Managing Labor, Costs & Metrics What Are Your Operational Metrics Telling You?

In the ecommerce world of point, click and deliver, are you monitoring Direct To Customer (DTC) service level metrics that will help you meet the high expectations of customers?

Amazon has set high performance standards for fast delivery and little or no shipping cost.  Amazon is already capable of offering same-day and one-day delivery to 82% of the total U.S. population, according to RBC Capital Markets.  Their vast delivery network is a result of significant investments over the past four years, allowing same day delivery in hundreds of markets. 

FCBCO will soon be launching a new benchmarking program for consumer brands,  to be notified follow this link to let us know. 

In our consulting work, one of our major initiatives is for our clients to be more responsive in terms of quick ship options. Many of our clients are evaluating the extension of additional distribution centers either through in-house internal facilities or through using third-party fulfillment to be closer to customers.

learn how to calculate your KPI's and metrics by each department

Selected warehouse service levels

Below are selected service level metrics for fulfillment from six companies, which apply to all warehouse operations regardless of type of business.  These companies offer a wide range of products available through the ecommerce channel. We see a wide range of standards and results within distribution operations.  What are the service level metrics you measure, and what are the standards and results consistently achieved? 

Fulfillment Metrics A B C D E F
 Initial order fill rate  92% 89% N/M  60% 67% 82%
 Orders shipped same day (%) 91% 92% N/M 20% 67% 60%
 Orders shipped error free (%) 99.2% 97% 99.6% 99.9% 95% 100%
 Dock-to-stock time Same shift Same shift N/M 2 days Next day Next day
 Returns processing (hours) 3 5 4 day 2 2 2

N/A  = not measured
Source: F. Curtis Barry & Company, all rights reserved.

This is a sampling of service level metrics which have been uniformly defined and reported.

Defining the metrics

Here is the definition of each metric and some comments about the companies’ results.

Initial order fill rate: This is an inventory control metric that reports a warehouse’s ability to ship a complete customer order based on item availability.  This is the percentage of orders shipped completely within a 24-hour period based on in-stock inventory. It’s an excellent measure of customer service at the customer order level. If you take in 1,000 orders today and ship 700 of them (all lines and quantities), you have a 70% initial order fill rate.  Learn more about order fill rate and its importance to proving the best customer service here.

Company A sells many of the same products year after year, and add few new products annually. Therefore, it has SKU sales history to plan forecasts and has item reorder-ability. Company D is a fashion apparel retailer with a high percentage of new products, including exclusive designs and limited ability to reorder in season. We would expect this type of company to have a lower fill rate. Company E uses vendor drop ship for many products. 

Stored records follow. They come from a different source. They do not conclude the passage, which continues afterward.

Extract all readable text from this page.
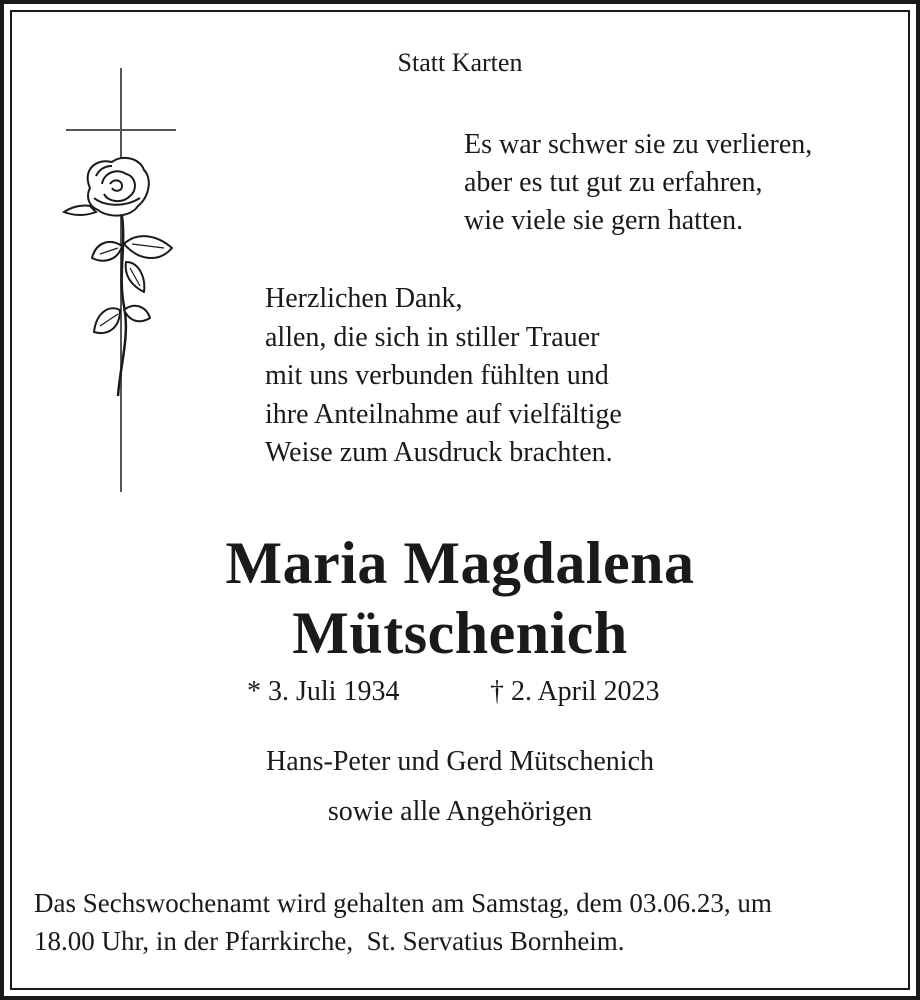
Statt Karten
Es war schwer sie zu verlieren,
aber es tut gut zu erfahren,
wie viele sie gern hatten.
Herzlichen Dank,
allen, die sich in stiller Trauer
mit uns verbunden fühlten und
ihre Anteilnahme auf vielfältige
Weise zum Ausdruck brachten.
Maria Magdalena
Mütschenich
* 3. Juli 1934	† 2. April 2023
Hans-Peter und Gerd Mütschenich
sowie alle Angehörigen
Das Sechswochenamt wird gehalten am Samstag, dem 03.06.23, um
18.00 Uhr, in der Pfarrkirche,  St. Servatius Bornheim.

The key to improving the in stock rate of products is having effective inventory planning and control systems.

Orders shipped same day: This is the percentage of orders shipped out the door daily whether complete or not. Companies D, E and F have lower numbers and will require additional fulfillment budget to improve this metric. Industry leaders like Crutchfield (selling electronics, including mobile audio and video equipment for the automobile, along with speakers, televisions, and other electronics for home or portable use) and backcountry.com (outdoor specialty products) are shipping 100% of their orders every day to be competitive and responsive.

Orders shipped error free: The four companies with error-free rates of 99%+ are using barcode scanning throughout their operation, and voice picking in a couple of cases. Studies consistently show that wrong orders cost $35-$50 each to correct, a figure that can balloon quickly. What isn’t in the calculation is the cost of losing a customer and their lifetime value due to order errors or late shipments. Our blog, “How to Reduce Fulfillment Errors in Your Warehouse Operation," discusses this topic.

Dock-to-stock time: This the time required from receipt through put away. Best-in-class is two hours or less. Our recommendation is to try and clear receipts during the same shift, if at all possible, which may mean spending more on fulfillment labor. The longer it takes to process, the more dock and receipt staging area is required. Here are 11 ways to reduce dock to stock time.

Returns processing: This includes inventory and customer service processes involved with receiving returns back into the facility, opening cartons, product inspection and product disposition, preparation of customer paperwork for refund, credits and exchanges. Ideally, we like to see returns processing happen in 8-12 hours after receipt.

KPIs identify areas to improve

What warehouse metrics have you adopted to gauge the level of customer service your fulfillment center is providing? Are they in line with customer expectations for quick service and delivery? What changes to your data collection and management reporting are necessary to obtain KPIs and drill down into department and employee productivity?

Have you taken the first step?  To paraphrase the famed British scientist Lord Kelvin:

“You can’t improve something you haven’t measured”.

This is the first step to identifying where you should make process changes.